TVNZ Ondemand blows out a few innovative candles

TVNZ Ondemand launched on 20th March 2007 as Australasia’s first catch-up television service. Five years on and the TV industry is nigh-on unrecognisable and while all major broadcasters face plenty of challenges coping with the rapid change, TVNZ’s ‘inspiring New Zealanders on every screen’ philosophy means there are also plenty of opportunities for the growing online platform. 

Ondemand kicked off with only New Zealand content, but added international content from September 2007, previewing new shows like Fringe, The Cult and Flash Forward before they aired on TV2’s new season in 2009, a few years before MediaWorks did the same thing with this season’s new shows New Girl and Homeland.

TVNZ Ondemand’s PS3 service was the first of its kind for a commercial broadcaster and gave PlayStation owners the ability to watch episodes of their favourite shows through their PS3 device on their televisions.

Then came the International Emmy award winning Reservoir Hill, a ground-breaking online only series in 2009, followed by the quirky and very funny online-only comedy Auckland Daze in 2011 that is soon to find a home as a six-part series on TV ONE.

In November the entire video platform was replaced with Brightcove’s world-leading service, which Tom Cotter, general manager of digital media at TVNZ, says has vastly improved the quality of video delivered to users, reducing buffering and errors by over 80 percent.

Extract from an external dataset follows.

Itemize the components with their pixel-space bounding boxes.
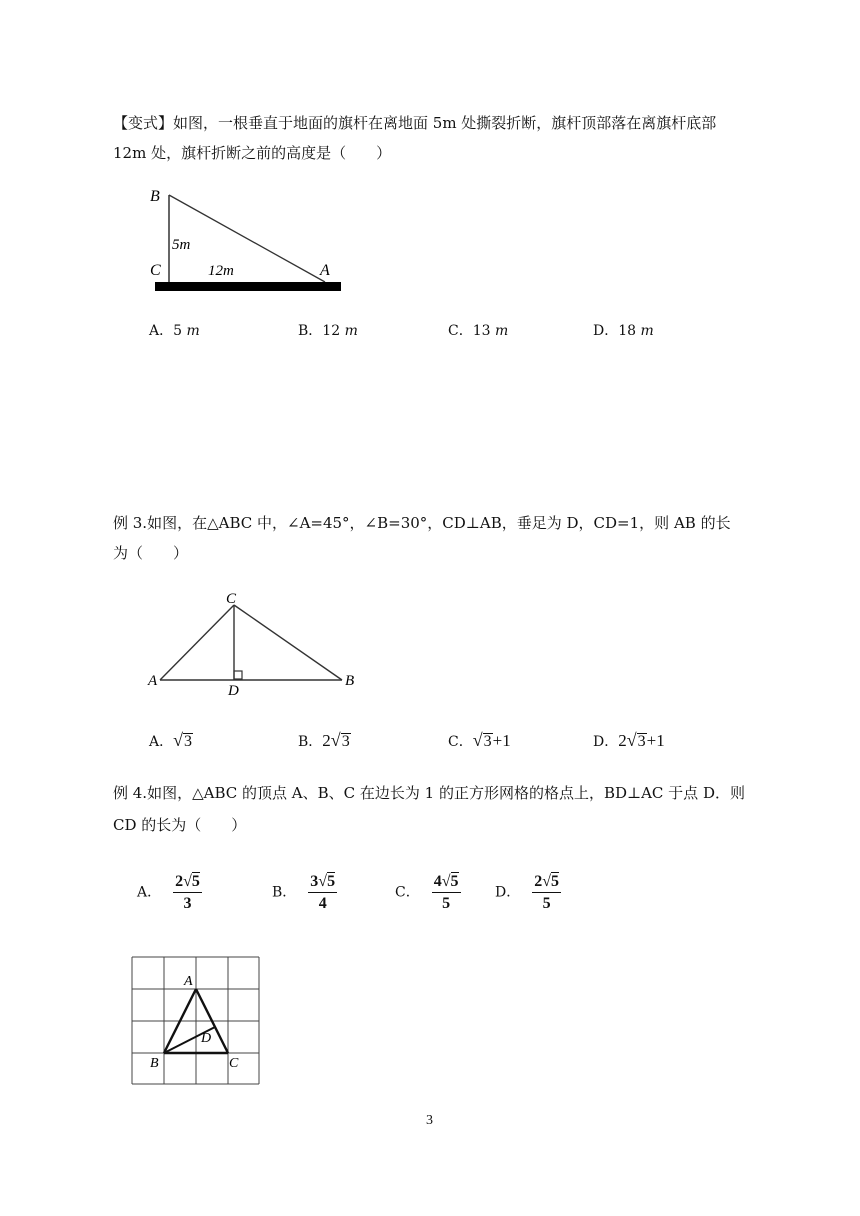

“When we launched TVNZ Ondemand it was in an era where viewers were happy to receive something, somewhere, in any quality,” says Cotter. “Today we all expect to see everything, everywhere in perfect quality. Our next generation of platform has enabled this—and we have only begun to leverage its capabilities.”

Much like traditional print versus online news, there is still a big gap between the ad revenue gained from traditional broadcast versus that gained on Ondemand (TVNZ didn’t get back to us to discuss ad revenue for the online platform). But there has been a fair swag of innovation to try help grease the wheels for advertisers, with Ad on Pause, Ad Selector, Ad Hover and, most recently, iPhone Click to Call.

With competition from all fronts, including news organisations like Fairfax and electronics companies like Sony now dabbling in IPTV, online video (YouTube has just dished out $100 million for fresh content), streaming services like Netflix, the rise of ‘social TV’ slowly bringing live broadcasts back into fashion, and, of course, the ever-present e-pirates, there are still plenty of challenges to overcome.

But there are also plenty of positives. As the latest ASA figures showed, online advertising is steaming ahead and is becoming increasingly more traditional; time-shifted viewing is on the up and its gorwing importance for ratings was recently referenced by Nielsen; February stream views were up 48 percent year-on-year to over 1.6 million and 1.8 million unique browsers (it’s New Zealand’s sixth most popular website); 70 linear years of content viewed in February alone; and TVNZ expects growth to continue.